GFDRR / rdl-standard

The Risk Data Library Standard (RDLS) is an open data standard to make it easier to work with disaster and climate risk data. It provides a common description of the data used and produced in risk assessments, including hazard, exposure, vulnerability, and modelled loss, or impact, data.
https://docs.riskdatalibrary.org/
Creative Commons Attribution Share Alike 4.0 International
13 stars 1 forks source link

[Schema] Refactor top-level anyOf for compatibiity with Flatten Tool and CoVE, add missing type keywords #167

Closed duncandewhurst closed 1 year ago

duncandewhurst commented 1 year ago

Presently, the schema has a top-level anyOf containing objects for each component: hazard, exposure, vulnerability and loss.

This use of anyOf isn't compatible with Flatten Tool so in order to generate the spreadsheet template shared in https://github.com/GFDRR/rdls-spreadsheet-template/issues/1, I had to pre-process the schema to move the properties for each component into the top-level properties key. Using an anyOf like this is also likely to present problems for error messages in CoVE because of the way the underlying JSON Schema validation library works.

Therefore, I think that we should move the properties for each component into the top-level properties key. Since the property names in each anyOf item are distinct and optional, this change will make no difference to the structure or validity of RDLS data from a publisher or user perspective, it is only a matter of how we organise the schema.

I also noticed that the type keyword is missing from each of hazard, exposure, vulnerability and loss so we can add that in when making the above changes.

I've sketched out how this would look from a schema perspective below. @stufraser1 @matamadio please could you confirm that you're happy with this change?

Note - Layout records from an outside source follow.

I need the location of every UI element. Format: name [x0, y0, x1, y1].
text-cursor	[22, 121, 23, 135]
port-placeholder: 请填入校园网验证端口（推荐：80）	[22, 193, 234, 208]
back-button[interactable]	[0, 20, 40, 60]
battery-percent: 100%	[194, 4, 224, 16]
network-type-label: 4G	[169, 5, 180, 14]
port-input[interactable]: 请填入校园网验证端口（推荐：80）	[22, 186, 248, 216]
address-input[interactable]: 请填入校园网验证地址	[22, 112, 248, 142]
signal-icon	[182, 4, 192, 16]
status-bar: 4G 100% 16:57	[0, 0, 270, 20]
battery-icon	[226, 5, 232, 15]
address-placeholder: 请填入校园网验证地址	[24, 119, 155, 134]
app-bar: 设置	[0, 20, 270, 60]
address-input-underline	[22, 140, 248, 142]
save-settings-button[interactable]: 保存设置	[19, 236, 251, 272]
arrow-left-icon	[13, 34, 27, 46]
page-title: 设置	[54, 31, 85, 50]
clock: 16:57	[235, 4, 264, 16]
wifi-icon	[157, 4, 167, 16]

cc @odscjames @radix0000 for awareness of schema changes.

Current model

{
  "properties": {
    "identifier": {}
    "resources": {}
    ... // Other properties relevant to all datasets
  },
  "anyOf": [
    {
      "properties": {
        "hazard": {
          "properties": {
            // properties relevant to hazard datasets
          }
        }
      }
    },
    {
      "properties": {
        "exposure": {
          "properties": {
            // properties relevant to exposure datasets
          }
        }
      }
    },
    {
      "properties": {
        "vulnerability": {
          "properties": {
            // properties relevant to vulnerability datasets
          }
        }
      }
    },
    {
      "properties": {
        "loss": {
          "properties": {
            // properties relevant to loss datasets
          }
        }
      }
    }
  ]
}

Proposed model

{
  "properties": {
    "identifier": {}
    "resources": {}
    ... // Other properties relevant to all datasets
    "hazard": {
      "properties": {
      // Properties relevant to hazard datasets
    },
    "exposure": {
      "properties": {
        // Properties relevant to exposure datasets
      },
    "vulnerability": {
      "properties": {
        // Properties relevant to vulnerability datasets
      }
    },
    "loss": {
      "properties": {
        // Properties relevant to loss datasets
      }
    }
  }
}
stufraser1 commented 1 year ago

Confirming I'm happy with this, on the understanding it has no real bearing on how we use the JSON file - if we want 1 component we can still remove the others, if we want to include >1 component we still can. Go ahead.

duncandewhurst commented 1 year ago

That's correct @stufraser1. I'll wait for @matamadio to confirm he's happy before making the changes.

matamadio commented 1 year ago

Yes, fine with these changes.